È stata convocata il prossimo 18 giugno l’assemblea degli azionisti di Creval che dopo il successo dell’Opa lanciata da Crédit Agricole dovranno nominare il nuovo consiglio di amministrazione che dovrà pilotare la fusione per incorporazione della banca. Il cda uscente ha esaminato e approvato i risultati consolidati al 31 marzo 2021 che evidenziano un utile netto pari a 28 milioni di euro, in aumento del 10,6% rispetto al primo trimestre del 2020, chiuso con un utile di 25,3 milioni di euro. La raccolta diretta totale è stata pari a 17,6 miliardi di euro contro i 18,6 miliardi di euro del 31 marzo 2020. La raccolta retail si attesta a 11,5 miliardi di euro, in crescita del 6,2% su base annua e dello 0,9% rispetto a fine 2020.

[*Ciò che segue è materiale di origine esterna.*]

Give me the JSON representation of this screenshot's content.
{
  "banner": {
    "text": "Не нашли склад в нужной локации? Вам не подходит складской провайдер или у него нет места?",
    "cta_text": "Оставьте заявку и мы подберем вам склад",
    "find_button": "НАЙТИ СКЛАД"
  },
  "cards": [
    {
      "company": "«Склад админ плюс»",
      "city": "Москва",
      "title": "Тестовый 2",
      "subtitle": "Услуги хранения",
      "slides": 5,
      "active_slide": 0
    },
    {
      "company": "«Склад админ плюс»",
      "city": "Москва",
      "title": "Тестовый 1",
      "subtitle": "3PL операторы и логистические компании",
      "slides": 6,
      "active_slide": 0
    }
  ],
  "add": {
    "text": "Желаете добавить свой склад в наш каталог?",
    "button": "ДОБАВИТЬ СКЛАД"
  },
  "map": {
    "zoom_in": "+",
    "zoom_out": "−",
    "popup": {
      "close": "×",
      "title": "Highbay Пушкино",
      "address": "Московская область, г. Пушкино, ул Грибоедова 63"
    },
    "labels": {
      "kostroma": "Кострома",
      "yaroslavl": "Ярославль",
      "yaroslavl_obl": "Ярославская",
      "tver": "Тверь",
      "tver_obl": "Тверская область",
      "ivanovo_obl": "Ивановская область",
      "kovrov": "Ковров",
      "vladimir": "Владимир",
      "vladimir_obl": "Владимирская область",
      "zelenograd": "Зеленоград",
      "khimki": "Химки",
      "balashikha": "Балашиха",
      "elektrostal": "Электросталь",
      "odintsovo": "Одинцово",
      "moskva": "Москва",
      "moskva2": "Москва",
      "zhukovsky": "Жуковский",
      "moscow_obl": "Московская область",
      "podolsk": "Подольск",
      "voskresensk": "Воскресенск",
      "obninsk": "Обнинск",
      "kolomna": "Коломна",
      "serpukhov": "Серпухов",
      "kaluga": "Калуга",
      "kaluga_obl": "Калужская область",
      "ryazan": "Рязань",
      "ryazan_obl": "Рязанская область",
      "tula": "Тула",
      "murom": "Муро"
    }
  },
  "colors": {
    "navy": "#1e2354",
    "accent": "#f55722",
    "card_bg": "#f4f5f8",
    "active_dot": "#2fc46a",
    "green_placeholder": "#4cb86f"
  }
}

La raccolta corporate è pari a 5,1 miliardi di euro, in aumento del 12,8% anno su anno e del 2,0% rispetto al 31 dicembre 2020. Escludendo i titoli governativi (3,6 miliardi di euro), l’incidenza dei crediti deteriorati lordi sui crediti verso clientela si attesta al 5,8%, in calo dall’8,6% rispetto allo stesso periodo dell’anno precedente e stabile rispetto al dato del 31 dicembre 2020. Su base netta l’incidenza è pari al 3,1%, in riduzione dal 4,6% del 31 marzo 2020 e stabile rispetto al dato del 31 dicembre 2020.

Il Creval conta 3.498 dipendenti e 355 filiali in tutta Italia, nel corso dell’ultimo anno il patrimonio netto si è consolidato attestandosi a 1.801 milioni di euro in crescita rispetto ai 1.774 milioni di euro inseriti a bilancio in data 31 dicembre 2020. La banca in sostanza gode di ottima salute e può disporre di una robusta posizione di liquidità con una disponibilità di 4,8 miliardi di euro.